SOCIETE CIVILE ET REPRESENTATION POLITIQUE

      Traiter des fondements de la société civile juste ce n’est pas s’intéresser à ce qui donne naissance historiquement à cette société c’est plutôt montrer l’ensemble des postulats, des principes premiers, indémontrables de cet Etat. Chez Kant, le problème des fondements de l’Etat de droit s’intègre dans sa philosophie transcendantale. Si l’explication de l’origine de la société civile ne requiert pas chez Kant le recours à un contrat historique conclu entre les hommes celui-ci, en tant qu’idée de la raison trouve une importance capitale s’agissant de la question du fondement de l’Etat.

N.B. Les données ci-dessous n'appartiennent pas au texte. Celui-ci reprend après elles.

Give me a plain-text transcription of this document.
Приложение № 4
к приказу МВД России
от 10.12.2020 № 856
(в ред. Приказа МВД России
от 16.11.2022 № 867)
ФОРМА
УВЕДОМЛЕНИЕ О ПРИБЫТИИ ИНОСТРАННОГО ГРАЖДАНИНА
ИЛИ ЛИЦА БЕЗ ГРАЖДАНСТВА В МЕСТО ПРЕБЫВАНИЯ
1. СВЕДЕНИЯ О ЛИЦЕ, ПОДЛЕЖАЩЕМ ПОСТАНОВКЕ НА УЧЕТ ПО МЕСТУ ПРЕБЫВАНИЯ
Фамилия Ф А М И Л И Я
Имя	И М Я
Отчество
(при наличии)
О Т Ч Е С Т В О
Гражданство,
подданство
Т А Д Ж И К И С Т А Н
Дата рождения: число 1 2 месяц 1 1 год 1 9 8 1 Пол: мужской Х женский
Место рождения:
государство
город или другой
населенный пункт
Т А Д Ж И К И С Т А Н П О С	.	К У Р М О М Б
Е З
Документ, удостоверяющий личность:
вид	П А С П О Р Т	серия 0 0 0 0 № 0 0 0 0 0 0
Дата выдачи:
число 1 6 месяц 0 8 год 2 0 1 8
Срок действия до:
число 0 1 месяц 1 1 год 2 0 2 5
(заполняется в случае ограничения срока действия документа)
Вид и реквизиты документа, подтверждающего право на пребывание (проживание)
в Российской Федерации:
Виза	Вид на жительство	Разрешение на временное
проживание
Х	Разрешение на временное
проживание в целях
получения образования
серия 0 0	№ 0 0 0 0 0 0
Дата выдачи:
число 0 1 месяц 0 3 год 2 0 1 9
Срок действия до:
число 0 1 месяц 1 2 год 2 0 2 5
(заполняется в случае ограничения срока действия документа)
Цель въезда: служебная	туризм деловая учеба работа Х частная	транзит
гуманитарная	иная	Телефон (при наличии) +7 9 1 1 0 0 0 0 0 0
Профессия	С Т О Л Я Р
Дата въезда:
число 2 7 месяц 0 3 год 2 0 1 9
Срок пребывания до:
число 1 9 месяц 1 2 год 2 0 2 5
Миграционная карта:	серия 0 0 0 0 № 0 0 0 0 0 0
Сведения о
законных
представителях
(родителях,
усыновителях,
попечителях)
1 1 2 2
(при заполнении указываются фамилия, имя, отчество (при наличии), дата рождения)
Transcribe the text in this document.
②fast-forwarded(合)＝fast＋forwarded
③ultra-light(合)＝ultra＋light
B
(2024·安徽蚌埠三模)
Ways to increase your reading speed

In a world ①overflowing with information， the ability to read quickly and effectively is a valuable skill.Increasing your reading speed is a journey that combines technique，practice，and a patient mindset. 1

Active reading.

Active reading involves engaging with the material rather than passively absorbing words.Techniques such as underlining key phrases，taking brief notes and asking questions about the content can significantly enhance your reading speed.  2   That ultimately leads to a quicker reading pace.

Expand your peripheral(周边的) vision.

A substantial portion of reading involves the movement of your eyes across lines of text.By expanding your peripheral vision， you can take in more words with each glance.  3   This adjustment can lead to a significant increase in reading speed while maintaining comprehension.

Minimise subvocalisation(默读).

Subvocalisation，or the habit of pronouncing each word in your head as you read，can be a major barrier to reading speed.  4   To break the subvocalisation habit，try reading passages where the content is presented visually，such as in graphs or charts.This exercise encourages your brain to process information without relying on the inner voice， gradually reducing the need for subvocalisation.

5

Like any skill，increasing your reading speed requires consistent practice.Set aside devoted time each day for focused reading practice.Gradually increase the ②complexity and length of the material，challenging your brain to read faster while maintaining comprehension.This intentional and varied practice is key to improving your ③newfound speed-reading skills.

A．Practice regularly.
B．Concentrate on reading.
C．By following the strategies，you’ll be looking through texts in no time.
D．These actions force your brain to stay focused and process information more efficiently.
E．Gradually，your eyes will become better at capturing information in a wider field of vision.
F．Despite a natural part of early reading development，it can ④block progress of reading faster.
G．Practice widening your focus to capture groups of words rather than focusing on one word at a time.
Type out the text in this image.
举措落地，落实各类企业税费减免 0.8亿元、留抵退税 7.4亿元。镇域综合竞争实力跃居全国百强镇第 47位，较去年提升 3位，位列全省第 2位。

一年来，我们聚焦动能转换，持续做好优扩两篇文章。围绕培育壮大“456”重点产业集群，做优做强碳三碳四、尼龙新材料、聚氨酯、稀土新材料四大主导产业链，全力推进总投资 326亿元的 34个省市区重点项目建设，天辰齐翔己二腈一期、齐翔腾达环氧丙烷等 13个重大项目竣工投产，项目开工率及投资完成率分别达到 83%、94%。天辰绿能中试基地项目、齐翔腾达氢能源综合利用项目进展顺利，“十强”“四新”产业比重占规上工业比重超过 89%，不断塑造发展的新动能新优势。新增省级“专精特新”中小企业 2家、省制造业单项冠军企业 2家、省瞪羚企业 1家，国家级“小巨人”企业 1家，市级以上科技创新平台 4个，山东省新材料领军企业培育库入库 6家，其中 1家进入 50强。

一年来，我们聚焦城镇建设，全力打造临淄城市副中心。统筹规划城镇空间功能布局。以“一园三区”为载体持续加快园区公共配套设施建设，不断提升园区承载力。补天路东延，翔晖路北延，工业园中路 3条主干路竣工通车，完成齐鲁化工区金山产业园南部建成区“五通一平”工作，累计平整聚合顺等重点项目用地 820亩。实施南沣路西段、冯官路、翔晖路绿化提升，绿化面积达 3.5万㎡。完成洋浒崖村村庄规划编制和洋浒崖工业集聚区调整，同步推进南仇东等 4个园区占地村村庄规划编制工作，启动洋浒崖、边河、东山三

L’état de nature nous a révélé un trait fondamental de l’homme : sa méchanceté, c’est à dire son égoïsme, sa propension à poursuivre l’intérêt personnel. Une telle attitude fait d’un tel état de guerre permanente, virtuelle ou effective. Sur le plan juridique, nous avons vu que cette situation conflictuelle se traduit par la précarité du droit naturel. Dès lors, l’institution d’une société civile ayant pour vocation d’endiguer les élans anarchiques de la liberté naturelle devient un impératif. Ainsi, par la ruse de la nature, les hommes en viennent-ils à former un ordre juridique. En outre, puisque l’Etat de droit est synonyme de république, la manière de gouverner prime sur la forme de l’Etat. Et la république, parce qu’elle s’approche davantage de l’esprit de la république nouménale est la seule manière de gouverner conforme aux droits de l’homme, la seule qui puisse garantir péremptoirement le droit naturel. Les deux éléments fondamentaux qui la constituent, à savoir la représentation et la publicité permettent de faire la synthèse entre la liberté et l’ordre, en mettant en exergue l’accord entre l’obéissance à la loi et la liberté, la première n’étant que l’expression de la volonté générale. En effet, le système représentatif, avec la distinction des pouvoirs qu’il implique, constitue le meilleur garant des libertés humaines, le meilleur rempart contre le despotisme. Certes les lois sont en vigueur, mais les trois pouvoirs exécutif, législatif, judiciaire, bien qu’étant indissociables, y sont agencés de telle sorte que la volonté générale s’y exprime. Nous y reviendrons dans les pages suivantes.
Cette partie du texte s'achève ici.